For Spector, not even the $600,000 he extracted in settlement from MGM could assuage his fury at his prize assets deserting him. He would never forgive them. Three years later, in 1969, talking to Jann Wenner of Rolling Stone, he would dismiss the Brothers as “a strange group in that they really were non-intellectual and unable to comprehend success. They couldn’t understand it and couldn’t live with it and accept it for what it really was. They thought it was something that could be obtained very easily and once it was attained, it could be consistently obtained…

  “I just think it was a great loss, because the two of them weren’t exceptional talents, but they did have a musical contribution to make. I loved them: I thought they were a tremendous expression for myself. I think they resented being an expression. I think now if they had it to do again, they never would have left.”

  Even those closest to Spector felt the depth of his hurt. Don Randi was not only one of the mainstays of the Wrecking Crew; he regarded himself as Spector’s friend. Like all of the Crew, Randi played on a variety of sessions around town.

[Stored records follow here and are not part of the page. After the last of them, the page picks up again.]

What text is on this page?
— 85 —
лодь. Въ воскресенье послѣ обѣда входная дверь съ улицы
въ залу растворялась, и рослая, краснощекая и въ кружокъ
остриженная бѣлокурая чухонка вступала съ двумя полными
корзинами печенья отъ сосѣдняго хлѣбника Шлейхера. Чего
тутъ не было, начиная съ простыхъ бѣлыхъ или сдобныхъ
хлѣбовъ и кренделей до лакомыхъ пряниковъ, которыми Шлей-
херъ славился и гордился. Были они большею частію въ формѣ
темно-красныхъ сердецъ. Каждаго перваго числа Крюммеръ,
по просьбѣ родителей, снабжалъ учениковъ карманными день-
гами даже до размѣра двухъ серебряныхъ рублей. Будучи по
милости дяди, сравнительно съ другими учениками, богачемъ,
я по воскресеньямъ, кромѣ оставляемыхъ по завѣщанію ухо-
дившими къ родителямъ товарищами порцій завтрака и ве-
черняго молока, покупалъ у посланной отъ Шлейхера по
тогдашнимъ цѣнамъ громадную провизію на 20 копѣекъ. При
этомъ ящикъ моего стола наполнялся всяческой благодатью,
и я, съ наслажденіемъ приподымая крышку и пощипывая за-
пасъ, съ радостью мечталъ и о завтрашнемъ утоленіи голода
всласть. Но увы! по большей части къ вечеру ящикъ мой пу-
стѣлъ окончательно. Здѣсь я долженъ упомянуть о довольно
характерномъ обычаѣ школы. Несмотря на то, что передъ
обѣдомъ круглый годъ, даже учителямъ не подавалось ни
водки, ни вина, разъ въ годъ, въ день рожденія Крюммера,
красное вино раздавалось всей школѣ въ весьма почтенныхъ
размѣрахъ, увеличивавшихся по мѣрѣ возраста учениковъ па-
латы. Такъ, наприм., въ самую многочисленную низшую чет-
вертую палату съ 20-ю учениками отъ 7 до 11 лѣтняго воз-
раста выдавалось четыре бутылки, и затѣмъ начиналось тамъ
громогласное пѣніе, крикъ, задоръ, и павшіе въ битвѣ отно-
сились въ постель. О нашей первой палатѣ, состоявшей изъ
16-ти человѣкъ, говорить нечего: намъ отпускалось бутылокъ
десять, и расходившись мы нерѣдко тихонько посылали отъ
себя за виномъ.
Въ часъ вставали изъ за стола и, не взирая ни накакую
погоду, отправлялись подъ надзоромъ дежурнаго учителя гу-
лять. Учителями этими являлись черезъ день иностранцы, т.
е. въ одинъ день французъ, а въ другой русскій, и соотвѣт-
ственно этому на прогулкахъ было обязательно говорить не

When he was called in by MGM to play a Righteous Brothers session, Randi was happy to be reunited with Hatfield and Medley, and with the paycheck.

  “And about a week later I got a call from Phil. ‘Why did you work for them?’ ‘Why did I work for who?’ ‘You know who I’m talking about…Bill and Bobby.’ He said, ‘How could you do that? They were my artists!’ I said, ‘Phil, I work for who I want. If you want me to work exclusive to you, I’ve got a price and I’d be glad to do it.’